Ulan Kenafir
Gece terasta yıldızları seyrederken uyuyakalmışım. Sabah güneş tepemde beni cayır cayır yakarken küfür ede ede uyandım. Gözlerimi açamıyordum. İçeriye kendimi atmadan önce dizimi de sandalyeye vurdum. Canım yandı tabi ama gözlerim "karanlıııığaa koşşşşş" diye bağırıyordu. Yatağıma geçtim biraz daha uyurum diye düşündüm ama uyuyamıyordum sağa döndüm sola döndüm bir gram uyuyamadım. Kalktım duş aldım, kendime geleyim bahanesiyle.
Biraz televizyon izleyeyim dedim. Sabah programları da çok eğlenceliymiş gerçekten. Sıkıldım kapattım. Yürüyüş yapayım bari diye kendimi sokağa attım. Harika bir sahil var, büyük bir park. Sabah pek kimse olmaz hafta içleri ama hafta sonu öyle kalabalıktı ki. Kulaklığımı taktım hızlı hızlı yürüyorum. Kimse umurumda değil. Biraz terleyip eve gitmek amacım. Ulan en fazla yirmi metre sonra eski bir arkadaşıma rastladım parkta. O da spor yapmaya gelmiş. Gel, oturalım iki laf edelim dedi. Özlemiş sanırım. Ben görmeseydim aklıma bile gelmezdi. İsteksiz isteksiz kabul ettim.

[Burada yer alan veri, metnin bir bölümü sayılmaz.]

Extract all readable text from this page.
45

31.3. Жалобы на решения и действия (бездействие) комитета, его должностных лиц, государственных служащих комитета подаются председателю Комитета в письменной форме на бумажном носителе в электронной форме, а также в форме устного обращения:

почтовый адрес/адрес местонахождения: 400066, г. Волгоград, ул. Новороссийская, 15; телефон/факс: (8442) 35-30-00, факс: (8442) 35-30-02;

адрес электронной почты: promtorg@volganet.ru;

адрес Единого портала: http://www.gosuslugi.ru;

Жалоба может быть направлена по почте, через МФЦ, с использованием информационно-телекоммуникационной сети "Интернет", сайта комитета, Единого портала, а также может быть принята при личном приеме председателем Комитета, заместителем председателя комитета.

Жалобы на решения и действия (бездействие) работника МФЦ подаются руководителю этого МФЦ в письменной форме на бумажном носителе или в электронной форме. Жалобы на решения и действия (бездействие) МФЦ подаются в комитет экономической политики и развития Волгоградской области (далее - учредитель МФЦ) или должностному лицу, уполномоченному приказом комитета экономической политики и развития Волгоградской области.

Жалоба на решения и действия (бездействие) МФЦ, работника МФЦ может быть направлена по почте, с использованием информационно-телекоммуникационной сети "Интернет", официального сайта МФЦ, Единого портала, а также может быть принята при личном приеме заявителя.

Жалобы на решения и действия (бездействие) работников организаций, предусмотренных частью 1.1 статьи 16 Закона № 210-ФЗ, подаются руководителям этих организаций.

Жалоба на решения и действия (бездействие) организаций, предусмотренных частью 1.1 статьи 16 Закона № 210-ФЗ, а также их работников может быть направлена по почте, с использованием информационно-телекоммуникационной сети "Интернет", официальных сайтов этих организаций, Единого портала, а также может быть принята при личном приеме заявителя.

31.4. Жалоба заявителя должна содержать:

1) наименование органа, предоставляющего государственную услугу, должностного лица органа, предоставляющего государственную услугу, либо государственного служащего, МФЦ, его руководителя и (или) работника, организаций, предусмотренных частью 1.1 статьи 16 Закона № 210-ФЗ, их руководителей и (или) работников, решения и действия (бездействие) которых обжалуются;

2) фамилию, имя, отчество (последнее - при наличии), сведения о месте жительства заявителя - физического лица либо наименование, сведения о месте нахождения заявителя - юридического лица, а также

Yakınlarda bir kafeye oturduk. Bu başladı anlatmaya. Öyle oldu, böyle oldu... Baktım sıkıldıkça sıkılıyorum. Oflayıp poflamaya başladım. İçimden de sayıp sövüyorum "sus artık" diyorum. Sonunda duydu sanırım içimdeki haykırışları. Bana sordu. "Sen neler yaptın görüşmeyeli?"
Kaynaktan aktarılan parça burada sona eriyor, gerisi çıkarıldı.